Jakarta (tutur.co.id) – Pemerintah menyempurnakan program pelatihan Sarjana Penggerak Pembangunan Indonesia (SPPI). Metode pelatihan yang sebelumnya berbasis kemiliteran kini diubah menjadi pelatihan bela negara dan manajerial yang lebih humanis.
Kepala Badan Komunikasi Pemerintah (Bakom RI) Muhammad Qodari mengatakan langkah penyempurnaan ini diambil untuk memastikan program semakin tepat sasaran.
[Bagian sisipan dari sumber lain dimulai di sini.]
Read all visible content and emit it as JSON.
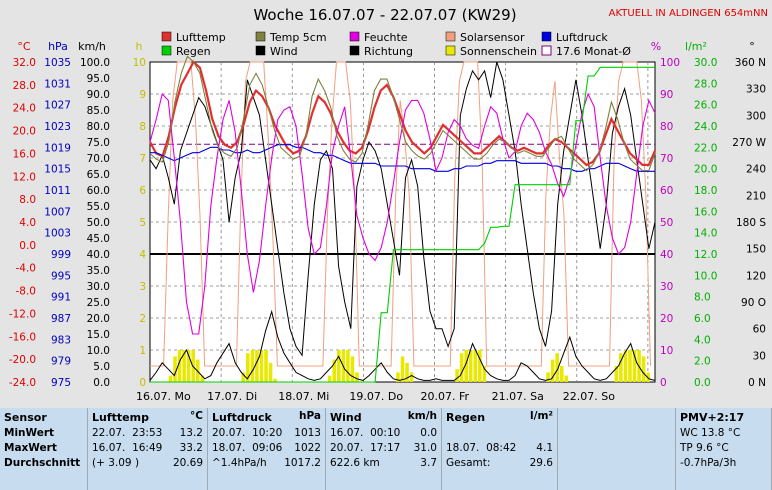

“Kami ingin mencetak sumber daya manusia yang tidak hanya profesional dan berintegritas, tetapi juga siap menyongsong program-program prioritas pemerintah dengan penuh rasa percaya diri,” kata Qodari di Jakarta, Senin 6 Juli 2026.
Esensi penting seperti pembentukan karakter, kedisiplinan, kepemimpinan, dan rasa cinta tanah air tetap dipertahankan. Namun, metode pelaksanaannya disesuaikan agar lebih efektif dan ramah terhadap kondisi fisik serta mental para peserta.
“Kami akan melihat lahirnya generasi penggerak yang tidak hanya kompeten secara keilmuan, tetapi juga memiliki karakter yang tangguh dan semangat bela negara,” katanya.
Pemerintah optimistis perubahan ini akan membawa angin segar. Dengan metode yang lebih humanis, Qodari yakin kepercayaan masyarakat akan semakin kuat. Para peserta SPPI akan ditempatkan sebagai pengelola dan manajer di Koperasi Desa/Kelurahan Merah Putih (KDKMP) dan Kampung Nelayan Merah Putih (KNMP).
Pemerintah menempatkan keselamatan, kesehatan, dan kesejahteraan para peserta sebagai prioritas utama.
“Pemerintah tidak menutup mata. Pemerintah menerima setiap saran dari masyarakat sebagai wujud kepedulian bersama,” katanya.
Pemerintah telah mengevaluasi secara menyeluruh dan memutuskan untuk menyempurnakan konsep pelatihan ini. Jika sebelumnya pelatihan ini berbasis latihan dasar kemiliteran dan manajerial yang cukup padat, kini diubah menjadi pelatihan bela negara dan manajerial. Pemerintah berkomitmen mendampingi putra-putri terbaik bangsa menuju pengabdian yang sesungguhnya melalui KDKMP dan KNMP.